This time offers, probably also for the concept of martiality, a chance of evolution.
Greeks defined the god Ares as brutal, murderer and above all βροτολοιγός, destroyer of men. He represented the concept of the ferocity of war, of the blood war demands, of the total destruction of the human community war generates. A god as scary as unavoidable.
Romans replaced Ares for Mars. Mars, with Rhea Silvia was the mythological father of Romulus and Remus: Romans perceived themselves as descendants of divine lineage, of a god who was originally the god of fertility, of abundance.
In fact, Romans defined Mars as shining, perfect, protector of the woods. But also obviously the one who goes into battle. It is interesting to note that, with an indolently Italic trait, he was also defined as incostant and avenger.
War is war, of course. Yet the god who embodies a concept which evolves. He is no longer just a fierce god. Rather he is a god who would like to stay calm, take a stroll in the countryside, possibly dating with some beautiful girl. War is a cruel duty, a kind of job or a response to an offense. But a peaceful condition is the main target.
This, roughly, is the sense of martiality that has shaped the mentality not only of Italians but of many areas of the world during these last two thousand and eight hundred years.
History is a constellation of traumatic events. A trail of blood and atrocity that spans the centuries. So far, from the WWII on, in much of the Western countries, we live in a bubble in which belligerency takes equally raw, yet not military, forms. Elsewhere this is not the case, in the blissful indifference of those who, despite everything, are cozy and warm in their homes.
We translate budo (武 道) as martial way. Many pages have been written on these ideograms. We talked about them too. How 武 reveals the will to end a riot or a war using some weapons.
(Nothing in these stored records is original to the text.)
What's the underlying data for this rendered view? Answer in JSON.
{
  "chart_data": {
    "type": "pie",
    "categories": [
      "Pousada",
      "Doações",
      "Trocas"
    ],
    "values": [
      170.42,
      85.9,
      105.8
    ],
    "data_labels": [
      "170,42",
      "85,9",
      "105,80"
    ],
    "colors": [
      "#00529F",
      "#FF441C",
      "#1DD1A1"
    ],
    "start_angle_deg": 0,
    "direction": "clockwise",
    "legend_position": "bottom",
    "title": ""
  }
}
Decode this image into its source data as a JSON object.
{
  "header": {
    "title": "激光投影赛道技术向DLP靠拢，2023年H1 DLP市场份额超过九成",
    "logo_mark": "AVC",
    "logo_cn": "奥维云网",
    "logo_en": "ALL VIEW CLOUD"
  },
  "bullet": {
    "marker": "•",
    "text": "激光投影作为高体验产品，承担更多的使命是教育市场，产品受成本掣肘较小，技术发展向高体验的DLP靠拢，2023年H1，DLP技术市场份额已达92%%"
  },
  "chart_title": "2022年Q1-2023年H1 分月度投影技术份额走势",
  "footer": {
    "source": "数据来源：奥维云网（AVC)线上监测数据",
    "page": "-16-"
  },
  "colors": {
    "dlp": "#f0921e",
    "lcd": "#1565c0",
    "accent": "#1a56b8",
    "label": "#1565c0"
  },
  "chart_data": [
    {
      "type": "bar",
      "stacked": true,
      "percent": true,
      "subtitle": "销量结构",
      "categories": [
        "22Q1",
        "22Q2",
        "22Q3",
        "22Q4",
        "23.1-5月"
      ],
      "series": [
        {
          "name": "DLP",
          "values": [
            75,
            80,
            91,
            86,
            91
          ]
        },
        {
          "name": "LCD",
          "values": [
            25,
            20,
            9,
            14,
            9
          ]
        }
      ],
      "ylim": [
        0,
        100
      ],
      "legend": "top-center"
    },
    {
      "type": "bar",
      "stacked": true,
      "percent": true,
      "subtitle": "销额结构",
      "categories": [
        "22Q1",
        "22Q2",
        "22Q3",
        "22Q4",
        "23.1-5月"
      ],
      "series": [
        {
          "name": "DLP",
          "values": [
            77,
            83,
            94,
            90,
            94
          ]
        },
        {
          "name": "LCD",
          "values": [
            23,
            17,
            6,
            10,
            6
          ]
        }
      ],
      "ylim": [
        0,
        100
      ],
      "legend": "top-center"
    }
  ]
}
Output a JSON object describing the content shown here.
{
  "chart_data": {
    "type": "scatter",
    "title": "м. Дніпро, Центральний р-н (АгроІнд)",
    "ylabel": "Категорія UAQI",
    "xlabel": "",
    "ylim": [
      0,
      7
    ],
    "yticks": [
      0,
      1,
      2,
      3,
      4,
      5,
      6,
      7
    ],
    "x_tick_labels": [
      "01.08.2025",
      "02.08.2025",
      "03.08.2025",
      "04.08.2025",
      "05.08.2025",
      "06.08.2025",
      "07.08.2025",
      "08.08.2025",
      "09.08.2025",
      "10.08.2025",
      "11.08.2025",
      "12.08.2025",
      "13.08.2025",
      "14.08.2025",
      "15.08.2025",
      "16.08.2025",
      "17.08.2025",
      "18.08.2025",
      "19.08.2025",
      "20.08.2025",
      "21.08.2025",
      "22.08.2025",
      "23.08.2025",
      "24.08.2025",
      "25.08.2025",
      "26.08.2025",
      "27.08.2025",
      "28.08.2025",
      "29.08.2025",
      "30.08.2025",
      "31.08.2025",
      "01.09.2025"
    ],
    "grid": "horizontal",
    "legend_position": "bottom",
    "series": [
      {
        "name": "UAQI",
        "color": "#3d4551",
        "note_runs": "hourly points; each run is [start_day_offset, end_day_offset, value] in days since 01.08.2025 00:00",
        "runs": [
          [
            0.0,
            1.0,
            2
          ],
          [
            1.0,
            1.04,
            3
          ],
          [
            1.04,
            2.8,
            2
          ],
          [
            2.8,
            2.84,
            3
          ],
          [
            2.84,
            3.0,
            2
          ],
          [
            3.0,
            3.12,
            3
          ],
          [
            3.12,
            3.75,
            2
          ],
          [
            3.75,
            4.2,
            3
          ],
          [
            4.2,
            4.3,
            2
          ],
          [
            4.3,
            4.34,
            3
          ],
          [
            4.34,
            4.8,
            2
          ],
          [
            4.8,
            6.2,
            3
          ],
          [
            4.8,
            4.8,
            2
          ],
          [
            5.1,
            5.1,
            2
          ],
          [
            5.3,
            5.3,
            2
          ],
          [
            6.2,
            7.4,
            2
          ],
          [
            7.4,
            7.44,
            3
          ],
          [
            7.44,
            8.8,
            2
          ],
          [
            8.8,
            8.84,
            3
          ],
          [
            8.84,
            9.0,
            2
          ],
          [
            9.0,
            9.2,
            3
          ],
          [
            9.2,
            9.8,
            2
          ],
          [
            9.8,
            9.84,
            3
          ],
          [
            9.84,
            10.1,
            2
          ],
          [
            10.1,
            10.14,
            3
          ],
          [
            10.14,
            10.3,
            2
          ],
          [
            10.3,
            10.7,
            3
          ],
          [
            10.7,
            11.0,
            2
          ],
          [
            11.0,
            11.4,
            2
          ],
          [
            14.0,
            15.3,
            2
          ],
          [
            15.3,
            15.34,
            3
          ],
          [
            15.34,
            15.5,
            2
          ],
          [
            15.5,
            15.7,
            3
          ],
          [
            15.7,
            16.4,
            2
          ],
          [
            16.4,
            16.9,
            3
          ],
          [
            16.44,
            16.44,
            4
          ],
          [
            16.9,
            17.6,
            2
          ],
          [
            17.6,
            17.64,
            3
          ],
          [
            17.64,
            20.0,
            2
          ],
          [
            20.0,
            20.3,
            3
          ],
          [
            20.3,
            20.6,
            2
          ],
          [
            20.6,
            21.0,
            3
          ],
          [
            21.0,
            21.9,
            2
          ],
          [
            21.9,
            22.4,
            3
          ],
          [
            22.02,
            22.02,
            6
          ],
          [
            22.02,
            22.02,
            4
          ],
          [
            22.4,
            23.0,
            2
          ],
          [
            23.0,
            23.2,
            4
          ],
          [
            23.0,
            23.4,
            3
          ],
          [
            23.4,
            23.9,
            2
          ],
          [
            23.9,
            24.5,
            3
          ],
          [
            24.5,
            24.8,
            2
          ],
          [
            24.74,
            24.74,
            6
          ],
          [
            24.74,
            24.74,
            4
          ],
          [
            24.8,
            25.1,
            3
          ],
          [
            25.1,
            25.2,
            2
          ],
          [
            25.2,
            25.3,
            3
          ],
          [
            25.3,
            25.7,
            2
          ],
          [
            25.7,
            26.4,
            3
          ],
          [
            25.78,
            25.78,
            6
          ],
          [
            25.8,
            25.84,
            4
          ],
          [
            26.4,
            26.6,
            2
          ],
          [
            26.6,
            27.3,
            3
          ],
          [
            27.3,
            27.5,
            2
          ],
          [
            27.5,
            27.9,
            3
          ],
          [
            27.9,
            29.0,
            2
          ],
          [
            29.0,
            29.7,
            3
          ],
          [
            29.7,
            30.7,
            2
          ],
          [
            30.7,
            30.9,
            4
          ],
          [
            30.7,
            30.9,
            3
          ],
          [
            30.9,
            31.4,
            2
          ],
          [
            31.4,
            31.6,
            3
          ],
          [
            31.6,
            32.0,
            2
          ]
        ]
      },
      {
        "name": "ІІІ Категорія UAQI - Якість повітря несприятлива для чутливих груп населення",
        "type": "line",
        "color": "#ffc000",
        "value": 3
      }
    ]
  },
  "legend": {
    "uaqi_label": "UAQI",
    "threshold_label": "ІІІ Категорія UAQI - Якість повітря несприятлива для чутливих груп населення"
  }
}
Semantics that see war as a tool in order to achieve peace. Combat as a last chance after every attempt has been done.
And if this interpretation merges with the most popular interpretations when talking about Aikido as the “art of peace”, to what extent those who step on a tatami can be defined “martial artists” ? Especially since that little phrase that is deliberately ambivalent: Aikido wa ichiban budo desu 合 気 道 は 一番 武 道 で す: Aikido is first of all a martial art / Aikido is the best martial art …
What is martiality? And how has it evolved in this parenthesis of Covid-19 which is gradually closing in the coming times?
Are we Ares’ great grandchildren? Bloody destroyers of others’ joints just because “after all we all come to the Dojo to sweat and not to be ballerinas”?
Are we bipolar great-grandchildren of Mars? When we are triggered, we beat others with fury, just to settle down, in a moment, acting like vanilla Buddhas?
Are we “martial” in the sense that we have become more or less unaware soldiers who need the caress and whip of a general, because it is more convenient to copy a personality than having our own? And, if so, why do we fight others’ battles and wars?
Perhaps it would be appropriate to start being martial again because it is in …March that life is reborn, with spring that mysteriously and unfailingly binds heaven and earth in a promise of life.
Our practice may have a thousand labels, all of them with a value. It can be traditional, it can be dynamic, it can be sincere. It can be many things.
But fundamentally it must be alive, open, welcoming, capable of helping oneself and others to remove fears. Capable of dialogue. Capable of action and imagination. Able to extinguish the war by understanding the conflict and to feed the chances for fruitful growth. In real as in virtual.
Basically Homer already thought so in his Hymn to Ares:
Hear me, helper of men, giver of dauntless youth!
Shed down a kindly ray from above upon my life,
and strength of war, that I may be able to drive away
bitter cowardice from my head
and crush down the deceitful impulses of my soul.
Restrain also the keen fury of my heart which provokes me
to tread the ways of blood-curdling strife. Rather, O blessed one,
give you me boldness to abide within the harmless laws of peace,
avoiding strife and hatred and the violent fiends of death.